ZEPPO, THE MISSING KENNEDY BROTHER, announced one headline. CAN HOMOS BE DENTISTS? asked another. ZEN AND THE ART OF METHADONE MAINTENANCE, read a third. It was only an irreverent National Lampoon parody of a relative newcomer to the U.S. magazine scene, New Times, but some readers might have taken it for the real thing. Along with eye-grabbing covers--a grisly painting of John Kennedy at the instant of his assassination; a shot of a grinning skin-mag publisher lying nude under a heap of life-size plastic porn dolls--New Times's most familiar trademark is an addiction to sensational feature stories.

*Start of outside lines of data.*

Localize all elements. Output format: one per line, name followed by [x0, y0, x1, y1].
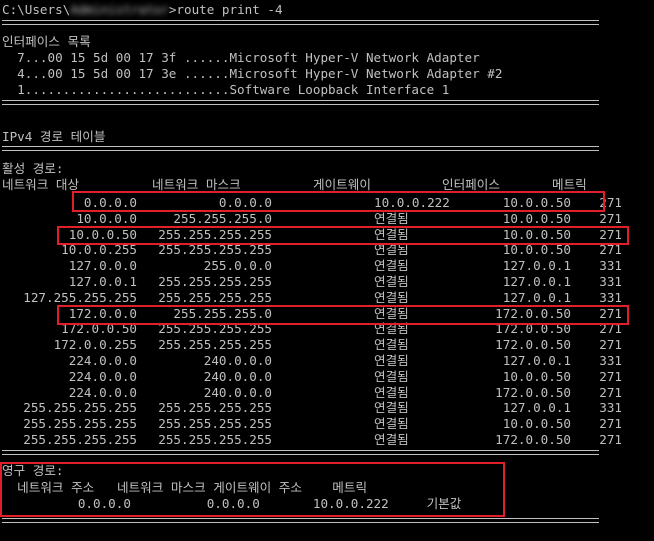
interface-list-title: 인터페이스 목록 — [2, 34, 91, 49]
route-gateway: 연결됨 — [374, 337, 409, 353]
route-netmask: 255.255.255.0 — [173, 210, 272, 226]
route-gateway: 연결됨 — [374, 432, 409, 447]
route-metric: 331 — [599, 289, 622, 305]
route-metric: 271 — [599, 432, 622, 447]
route-metric: 331 — [599, 274, 622, 289]
command-text: route print -4 — [176, 2, 283, 17]
route-netmask: 255.255.255.255 — [158, 400, 272, 416]
prompt-path-prefix: C:\Users\ — [2, 2, 71, 17]
interface-list-item: 7...00 15 5d 00 17 3f ......Microsoft Hy… — [2, 50, 480, 65]
route-gateway: 연결됨 — [374, 353, 409, 368]
command-prompt-line: C:\Users\Administrator>route print -4 — [2, 2, 283, 18]
route-metric: 271 — [599, 210, 622, 226]
route-netmask: 240.0.0.0 — [203, 384, 272, 400]
route-metric: 331 — [599, 353, 622, 368]
route-interface: 10.0.0.50 — [502, 368, 571, 384]
route-netmask: 255.255.255.255 — [158, 274, 272, 289]
route-interface: 10.0.0.50 — [502, 210, 571, 226]
route-destination: 224.0.0.0 — [68, 384, 137, 400]
highlight-box-network-route — [57, 305, 629, 325]
highlight-box-host-route — [57, 226, 629, 245]
route-gateway: 연결됨 — [374, 289, 409, 305]
route-destination: 10.0.0.0 — [76, 210, 137, 226]
route-netmask: 255.255.255.255 — [158, 337, 272, 353]
route-netmask: 255.255.255.255 — [158, 432, 272, 447]
route-destination: 255.255.255.255 — [23, 416, 137, 432]
route-gateway: 연결됨 — [374, 210, 409, 226]
route-netmask: 255.255.255.255 — [158, 416, 272, 432]
route-interface: 127.0.0.1 — [502, 353, 571, 368]
route-interface: 127.0.0.1 — [502, 274, 571, 289]
active-routes-label: 활성 경로: — [2, 161, 64, 176]
route-metric: 271 — [599, 416, 622, 432]
username-redacted: Administrator — [70, 2, 169, 17]
highlight-box-default-route — [72, 191, 605, 212]
route-metric: 271 — [599, 384, 622, 400]
route-metric: 271 — [599, 337, 622, 353]
route-destination: 172.0.0.255 — [53, 337, 137, 353]
interface-list-item: 4...00 15 5d 00 17 3e ......Microsoft Hy… — [2, 66, 503, 81]
highlight-box-persistent-routes — [0, 462, 505, 517]
separator-line — [2, 450, 599, 455]
route-interface: 127.0.0.1 — [502, 258, 571, 274]
route-destination: 224.0.0.0 — [68, 353, 137, 368]
separator-line — [2, 146, 599, 151]
route-metric: 331 — [599, 400, 622, 416]
ipv4-table-title: IPv4 경로 테이블 — [2, 129, 106, 144]
route-interface: 172.0.0.50 — [495, 337, 571, 353]
route-interface: 172.0.0.50 — [495, 384, 571, 400]
separator-line — [2, 518, 599, 523]
route-gateway: 연결됨 — [374, 384, 409, 400]
route-interface: 172.0.0.50 — [495, 432, 571, 447]
route-destination: 255.255.255.255 — [23, 432, 137, 447]
route-interface: 127.0.0.1 — [502, 289, 571, 305]
route-destination: 127.0.0.1 — [68, 274, 137, 289]
route-interface: 10.0.0.50 — [502, 416, 571, 432]
route-destination: 224.0.0.0 — [68, 368, 137, 384]
route-gateway: 연결됨 — [374, 400, 409, 416]
interface-list-item: 1...........................Software Loo… — [2, 82, 450, 97]
console-window[interactable]: C:\Users\Administrator>route print -4 인터… — [0, 0, 654, 541]
route-metric: 271 — [599, 368, 622, 384]
route-netmask: 255.0.0.0 — [203, 258, 272, 274]
column-header-destination: 네트워크 대상 — [2, 177, 80, 192]
route-netmask: 255.255.255.255 — [158, 289, 272, 305]
route-metric: 331 — [599, 258, 622, 274]
route-gateway: 연결됨 — [374, 416, 409, 432]
route-netmask: 240.0.0.0 — [203, 368, 272, 384]
route-gateway: 연결됨 — [374, 368, 409, 384]
route-destination: 255.255.255.255 — [23, 400, 137, 416]
route-gateway: 연결됨 — [374, 258, 409, 274]
route-destination: 127.0.0.0 — [68, 258, 137, 274]
route-netmask: 240.0.0.0 — [203, 353, 272, 368]
separator-line — [2, 100, 599, 105]
separator-line — [2, 20, 599, 25]
route-gateway: 연결됨 — [374, 274, 409, 289]
route-interface: 127.0.0.1 — [502, 400, 571, 416]
route-destination: 127.255.255.255 — [23, 289, 137, 305]
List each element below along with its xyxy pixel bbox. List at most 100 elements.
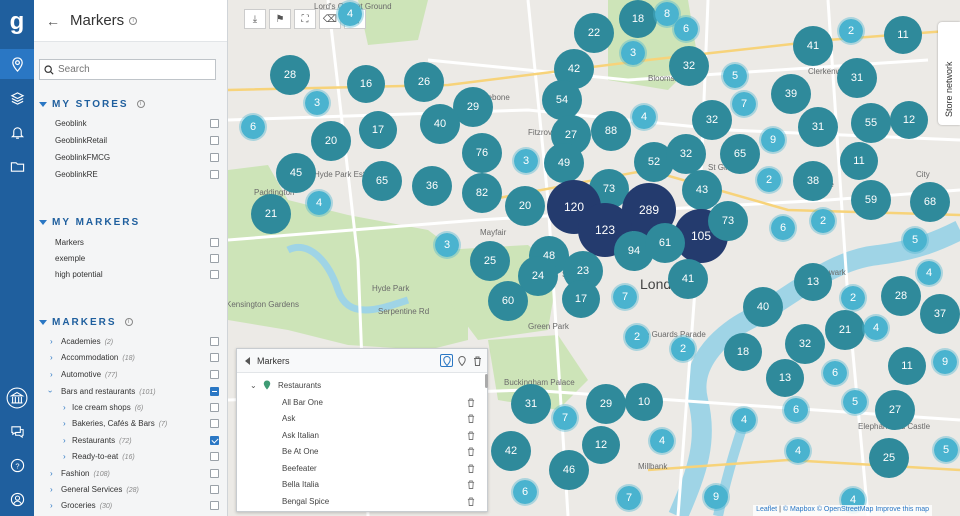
chevron-right-icon[interactable]: › [50, 370, 53, 379]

It was launched 28 months ago as a TIME-size fortnightly "feature newsmagazine" that would fill in gaps presumably left by the newsweeklies, the sober New Republic, the monthly Atlantic and all the other news and opinion journals. New Times has often seemed preoccupied with drugs, conspiracies and other counterculture concerns; more recently the magazine has moved part way off those trendy themes. New Times has reported on a mini-civil war between natives and newcomers in Telluride, Colo., on California hospitals that allegedly give kickbacks to doctors for patient referrals, and on a right-wing militia group in San Diego. Much of New Times's most engaging work is by young writers. Among them: Steve Diamond, 29, whose piece on corruption in federal grain inspection was one of the first journalistic forays into that quagmire; Roger Rapoport, 29, who dissected a surgeon with $10 million in malpractice suits; Ron Rosenbaum, 29, who interviewed Fugitive Abbie Hoffman.

Hip Politics. Not all of New Times's exposes deserve much exposure. Political Editor Robert Sam Anson's rehash of John Kennedy's murder was full of speculation and assumptions. A story about discrimination on the Supreme Court's 250-member staff was short on recent examples.

But for a magazine with a readership that is hip, presumably liberal and young (average age: 29), New Times can be remarkably undogmatic about politics. Marshall Frady's examination of Democratic candidates in the current New Times comes down hard on several of them. Says Editor Jonathan Z. (for Zerbe) Larsen: "We want to avoid being trapped in a radical, youthquake rut. We're not conservative by any means, but we can be brutal on liberalism."

Larsen, 36, a former TIME associate editor, joined the magazine more than a year after it was founded by George A. Hirsch, 41, who had quit as publisher of New York magazine in a dispute with Editor Clay Felker. Hirsch assembled a staff of contributors that read like a Who's Who of liberal and "new" journalism: Jimmy Breslin, Pete Hamill, Jack Newfield, Mike Royko, Dick Schaap and other print celebrities. That was a mistake. When they found the time to produce, the results were too often lightly researched, ill-organized and self-indulgent.

Larsen discovered that young nobodies would hustle if given a byline and a decent fee ($500 to $1,000 for a major piece). Their eagerness may be starting to pay off. Guaranteed circulation has climbed from an initial 100,000 to 250,000. Though advertising pages were up by 40% last year, they still averaged only 14 per issue. But a few recent issues have surpassed Hirsch's break-even target of 25 pages, and he says that New Times will be in the black by this year's fourth quarter. Still, the magazine has already used up its initial $1.7 million nest egg from such blue-chip investors as American Express and Chase Manhattan, and has gone through a $1.1 million refinancing.

Going Ahead. New Times's muckraking can lead to problems. The magazine is already fighting libel suits totaling $9.6 million brought by, among others, the California hospitals accused of paying kickbacks and a Texas evangelist charged with beating teen-age girls in his home for runaways. Recently lawyers for Erhard Seminars Training, a California-based human-potential group, demanded a look at the manuscript of a New Times story on its operations. Hirsch refused and says he intends to go ahead with the piece.